Anti-Inflammatory Buddha Bowl

July 15, 2017

Now that’s a mouthful of a name! But I just had to include 'anti-inflammatory' in the name because of it’s a health major benefit to this bowl. The dressing has turmeric and ginger, the superfood stars in the anti-inflammatory realm, not to mention the dark leafy greens and quinoa!

 

BUDDHA BOWL

Makes 2 Servings

 

Ingredients:

1/2 cup quinoa, uncooked

2 small sweet potatoes

1/2 small red onion, sliced

1 can garbanzo beans

1 Tbsp. + 2 tsp. olive oil (for sweet potatoes)

3 cloves garlic

1.5 tsp. ground turmeric

1.5 tsp. ground cumin

1 tsp. chili powder

1 bundle curly kale, chopped

1 large carrot, sliced

2 Tbsp. feta cheese, optional

 

Directions:

  1. Preheat oven to 400F. Cut sweet potatoes in half, coat with olive oil, and wrap each half separately loosely in tin foil. Place on baking sheet, with lightly oiled red onion slices. Bake for 30-40 minutes, until sweet potatoes are soft in the center. Let cool, and then cut into bite size pieces.

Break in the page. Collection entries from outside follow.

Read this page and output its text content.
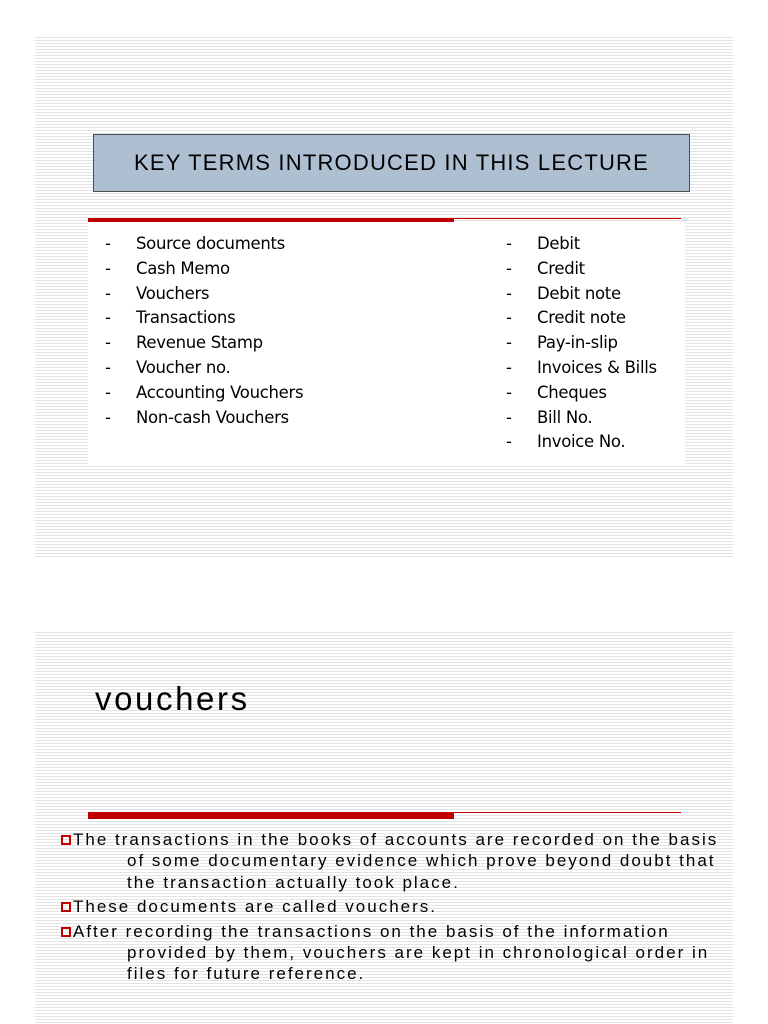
KEY TERMS INTRODUCED IN THIS LECTURE
- Source documents
- Cash Memo
- Vouchers
- Transactions
- Revenue Stamp
- Voucher no.
- Accounting Vouchers
- Non-cash Vouchers
- Debit
- Credit
- Debit note
- Credit note
- Pay-in-slip
- Invoices & Bills
- Cheques
- Bill No.
- Invoice No.
vouchers
The transactions in the books of accounts are recorded on the basis of some documentary evidence which prove beyond doubt that the transaction actually took place.
These documents are called vouchers.
After recording the transactions on the basis of the information provided by them, vouchers are kept in chronological order in files for future reference.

  2. Combine quinoa + 1 cup water in sauce pan, and bring to a boil. Turn heat to low, and cover for 15 minutes or until all water is absorbed and quinoa is fluffy. Turn off heat, and set aside.

  3. Heat pan to medium heat. Add 1 Tbsp. olive oil, garlic, garbanzo beans, turmeric, cumin, and chili powder. Stir frequently to evenly coat beans with spices. Continue to cook until golden brown and crispy on the outside.

  4. Assemble bowls! Divide half of quinoa, sweet potato pieces, red onion slices, spiced garbanzo beans, kale, carrots, and crumbled feta cheese.

  5. Drizzle with Anti-Inflammatory Dressing (see recipe below).

ANTI-INFLAMMATORY DRESSING

Recipe adapted from Food52

Makes 1.5 cups

 

Ingredients:

1/2 cup raw tahini

2 Tbsp. raw apple cider vinegar

2 Tbsp. tamari

2 tsp. fresh ginger, minced finely

1 Tbsp. ground turmeric

3/4 cup water

 

Directions:

  1. Combine all ingredients into food processor or blender and blend until smooth.